Can a constant be optimized away

Question

If we have a static const class member the address of which is never used, can the member be optimized away and allocated no storage ?

Answer 1

The answer is it depends on context.

The compiler must follow the as-if rule, which ensures that the program must behave the same way optimized as it would unoptimized -- so it can only remove constants that it knows will not affect the behavior of syntactically valid code.

Short Version

The short version is that constants can only be optimized out if they fit the following criteria:

• Constants are trivial, or have visible constructors / destructors that do not affect external state,
  • This effect is transitive. If a constructor / destructor calls a non-visible function, the compiler must assume that the call may alter external state, and is thus significant.
• Constants are not ODR used, and
• Constants are either anonymously defined (in an unnamed namespace), or inline defined

Long Version

There are several cases that will affect storage backing

1. Whether the constant has been given explicit storage backing,
2. Whether the constant exists in an unnamed namespace,
3. Whether the constant has non-trivial, non visible constructors/destructors,
4. Whether the constant is defined inline (C++17),
5. Whether the constant is defined inline (C++17) and ODR used,
6. Whether the constant is defined in-line, but not given storage-backing

Lets break down these different sections:

1. Constant is given explicit storage backing

If you define storage backing from the start, e.g.:

struct example {
    static const int value;
}; 
const int example::value = 5;

Then there will usually be storage backing, since the compiler has to assume it will be ODR-used eventually -- even if the constant is private.

Example on Compiler Explorer

2. Constant is in an unnamed namespace

However, if these types are defined in an unnamed namespace, which makes them anonymous symbols for the translation unit -- then lack-of-use may result in it being optimized away:

namespace {
    struct example {
        static const int value;
    }; 
    const int example::value = 5;
}

Example on Compiler Explorer.

This will only work for trivial constructors / destructors, or constructors / destructors that the compiler can currently see in order to optimize out instructions.

3. Constant is in an unnamed namespace with non-trivial constructor / destructor

If the constant above has a non-trivial constructor or destructor, or a constructor/destructor that is not visible, the constants will have to be emitted:

Either:

namespace {
struct actor{ 
    actor();  // not defined
    ~actor(); // not defined
};

class example {
    static const actor value;
};
const actor example::value{};
}

Example on Compiler Explorer

or:

extern int some_global;
namespace {
struct actor{ 
    actor(){ ::some_global = 5;} 
    ~actor(){ ::some_global = 10;}
};

class example {
    static const actor value;
};
const actor example::value{};
}

Example on Compiler Explorer

4. Constant is defined inline (C++17)

If you define an inline static const or inline static constexpr value in C++17, then it depends on whether it is ODR-used for whether the symbol will ever be emitted.

No ODR-use -- No emission:

struct example {
    inline static const int value = 5;
};

void test()
{
    std::printf("%d", example::value);
}

Example on Compiler Explorer.

5. Constant is defined inline (C++17) with ODR use

If the symbol is inline but is ODR used, the storage backing must be emitted.

ODR use -- Emission:

struct example {
    inline static const int value = 5;
};

void consume(const int&);

void test()
{
    consume(example::value)
}

Example on Compiler Explorer.

6. Constant is defined in-line, but not given storage-backing

In the case that you have an inline definition of a static const object (without C++17's inline), there should never be storage backing.
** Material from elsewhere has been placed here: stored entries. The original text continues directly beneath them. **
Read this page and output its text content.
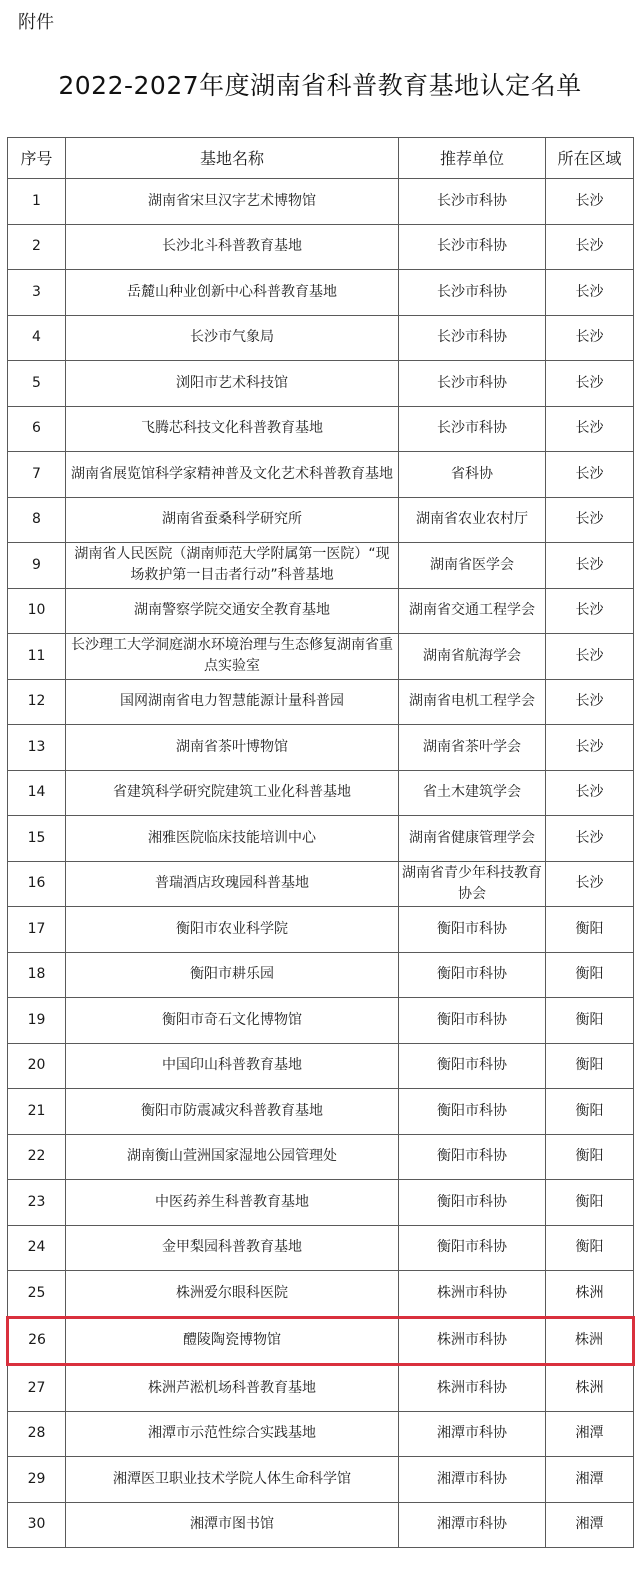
附件
2022-2027年度湖南省科普教育基地认定名单
序号	基地名称	推荐单位	所在区域
1	湖南省宋旦汉字艺术博物馆	长沙市科协	长沙
2	长沙北斗科普教育基地	长沙市科协	长沙
3	岳麓山种业创新中心科普教育基地	长沙市科协	长沙
4	长沙市气象局	长沙市科协	长沙
5	浏阳市艺术科技馆	长沙市科协	长沙
6	飞腾芯科技文化科普教育基地	长沙市科协	长沙
7	湖南省展览馆科学家精神普及文化艺术科普教育基地	省科协	长沙
8	湖南省蚕桑科学研究所	湖南省农业农村厅	长沙
9	湖南省人民医院（湖南师范大学附属第一医院）“现场救护第一目击者行动”科普基地	湖南省医学会	长沙
10	湖南警察学院交通安全教育基地	湖南省交通工程学会	长沙
11	长沙理工大学洞庭湖水环境治理与生态修复湖南省重点实验室	湖南省航海学会	长沙
12	国网湖南省电力智慧能源计量科普园	湖南省电机工程学会	长沙
13	湖南省茶叶博物馆	湖南省茶叶学会	长沙
14	省建筑科学研究院建筑工业化科普基地	省土木建筑学会	长沙
15	湘雅医院临床技能培训中心	湖南省健康管理学会	长沙
16	普瑞酒店玫瑰园科普基地	湖南省青少年科技教育协会	长沙
17	衡阳市农业科学院	衡阳市科协	衡阳
18	衡阳市耕乐园	衡阳市科协	衡阳
19	衡阳市奇石文化博物馆	衡阳市科协	衡阳
20	中国印山科普教育基地	衡阳市科协	衡阳
21	衡阳市防震减灾科普教育基地	衡阳市科协	衡阳
22	湖南衡山萱洲国家湿地公园管理处	衡阳市科协	衡阳
23	中医药养生科普教育基地	衡阳市科协	衡阳
24	金甲梨园科普教育基地	衡阳市科协	衡阳
25	株洲爱尔眼科医院	株洲市科协	株洲
26	醴陵陶瓷博物馆	株洲市科协	株洲
27	株洲芦淞机场科普教育基地	株洲市科协	株洲
28	湘潭市示范性综合实践基地	湘潭市科协	湘潭
29	湘潭医卫职业技术学院人体生命科学馆	湘潭市科协	湘潭
30	湘潭市图书馆	湘潭市科协	湘潭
The constants can only be created by constant expressions (with or without constexpr), but have no explicitly stated storage-backing -- meaning that they cannot be ODR-used unless declared inline.

This is what is leveraged by C++'s type-traits, since they do not produce any additional code since they amount to compile-time constant objects.

struct example {
    static const int value = 5;
};

Example on Compiler Explorer

---

Edit: One more note that I wanted to add: If there is any storage-backing specified to a symbol with non-internal linkage, either through explicit definitions or via ODR use with an inline symbol, the compiler/linker should not be able to optimize this backing out. At least, not from a proper interpretation of the as-if rule (though certain non-standard optimization flags may permit this).

The issue is that the compiler must assume that symbols with external linkage may still be named or referenced elsewhere, even if the symbol is private and never accessible via friend-ship. C++ has sharp corners where you can reference private members in template parameters via explicit template specializations. So even though it should logically not be accessible, it actually is from the language (and thus, compiler's) view.

Answer 2

Yes, but only link-time optimisation is capable of doing this, because only the link stage can prove that the address is never taken throughout the whole program. And, if you're producing a shared library, that's just off the table. Speaking generally, you're best off assuming that the object probably will take up space in your executable.

Regardless of whether storage is provided, though, you can certainly expect the compiler to "inline" use of the value, if the initialiser is visible in the same translation unit. You can observe this by failing to provide a separate definition, then doing anything that doesn't involve ODR-use and noticing that you may not get an undefined reference link error.